Part 1 Dissertation 2002
Jennifer Millar
University of Dundee | UK
In designing for children we can easily be blinded to their needs by making our own presumptions about their requirements and often leave them out of the design equation. Through my Dissertation I addressed the understanding that children have of space and their experience of it, By comparing it to adults' experience I have determined a set of guidelines which would clarify the nature of design byond our own immediate perceptions as professional architects and designers.
Jennifer Millar

The student identified a serious gap in research in her field.Encouraged in her wish here to explore the specific nature of childrens' perception in space, the purpose was to advance design methodology.

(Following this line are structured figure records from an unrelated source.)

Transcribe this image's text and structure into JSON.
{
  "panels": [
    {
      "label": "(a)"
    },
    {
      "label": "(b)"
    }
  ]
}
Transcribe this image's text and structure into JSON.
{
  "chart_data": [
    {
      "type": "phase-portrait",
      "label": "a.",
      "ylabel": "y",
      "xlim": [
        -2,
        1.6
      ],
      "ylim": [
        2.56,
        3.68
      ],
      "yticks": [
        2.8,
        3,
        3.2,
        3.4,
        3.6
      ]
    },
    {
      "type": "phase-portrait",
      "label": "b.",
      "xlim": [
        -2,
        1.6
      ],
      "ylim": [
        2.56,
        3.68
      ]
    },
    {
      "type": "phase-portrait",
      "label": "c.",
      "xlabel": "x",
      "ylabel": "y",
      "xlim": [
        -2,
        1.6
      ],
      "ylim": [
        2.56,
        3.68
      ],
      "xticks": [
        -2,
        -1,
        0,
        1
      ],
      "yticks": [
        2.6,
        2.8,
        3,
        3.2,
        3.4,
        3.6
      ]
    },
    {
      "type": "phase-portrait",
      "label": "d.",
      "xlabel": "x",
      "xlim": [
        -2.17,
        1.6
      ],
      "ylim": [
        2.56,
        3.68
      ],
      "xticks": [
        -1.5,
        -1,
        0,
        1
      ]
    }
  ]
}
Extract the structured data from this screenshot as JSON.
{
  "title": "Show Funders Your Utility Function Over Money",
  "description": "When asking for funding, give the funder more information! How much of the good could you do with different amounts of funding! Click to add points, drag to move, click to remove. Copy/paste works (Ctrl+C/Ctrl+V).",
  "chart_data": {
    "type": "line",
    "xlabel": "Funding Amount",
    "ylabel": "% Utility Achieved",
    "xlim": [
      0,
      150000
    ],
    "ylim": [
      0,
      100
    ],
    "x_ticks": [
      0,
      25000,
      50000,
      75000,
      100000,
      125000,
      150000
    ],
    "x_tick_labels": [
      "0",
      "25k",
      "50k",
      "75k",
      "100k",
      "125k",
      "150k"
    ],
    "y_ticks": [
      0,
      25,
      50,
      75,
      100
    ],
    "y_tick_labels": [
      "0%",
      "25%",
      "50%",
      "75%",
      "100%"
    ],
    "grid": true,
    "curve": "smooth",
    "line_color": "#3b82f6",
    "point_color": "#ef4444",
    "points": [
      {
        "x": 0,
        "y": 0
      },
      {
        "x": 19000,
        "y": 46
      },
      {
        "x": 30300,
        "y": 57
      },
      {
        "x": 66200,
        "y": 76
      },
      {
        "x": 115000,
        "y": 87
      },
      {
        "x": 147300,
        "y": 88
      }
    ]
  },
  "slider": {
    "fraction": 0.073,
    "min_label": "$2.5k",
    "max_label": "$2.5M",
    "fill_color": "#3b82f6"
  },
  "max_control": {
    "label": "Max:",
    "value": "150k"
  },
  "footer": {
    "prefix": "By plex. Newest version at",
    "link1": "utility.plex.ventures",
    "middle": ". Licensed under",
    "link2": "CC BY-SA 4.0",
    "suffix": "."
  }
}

Forty years ago, Professor C.Norberg Shultz (Intentions in Architecture, London, l963) drew attention to the work of Jean Piaget (Jean Piaget and B,Inhalder, "The child's perception of space,"(London l956). Subsequently Jeff Bishop (Kingston Polytechnic, l973), and Spencer and Lloyd (Birmingham), with Brian Goodey provided further findings. Millar here now also draws usefully on 2001 research in the school, as well as critically examining current publication (Child Care Design, by Anita Rui Olds) and currently completed buildings she has by directly organised experimentation in Dundee,accordingly, through mapping child and adult perceptions on a specific site,Miller has provided by analysis definitive and new conclusions. By systematically applying Piaget's cognitive development theory, her very thorough analysis of the subjects' sketches, has provided definitive and irrefutable evidence of how children and adult groups differ cognitively in recording scale, sense orientation, and descriptive method when confronted with a common topology. Miller's findings are able to provide a key set of guidelines for future design architects working in this neglected field, that of the provision of facilities for children.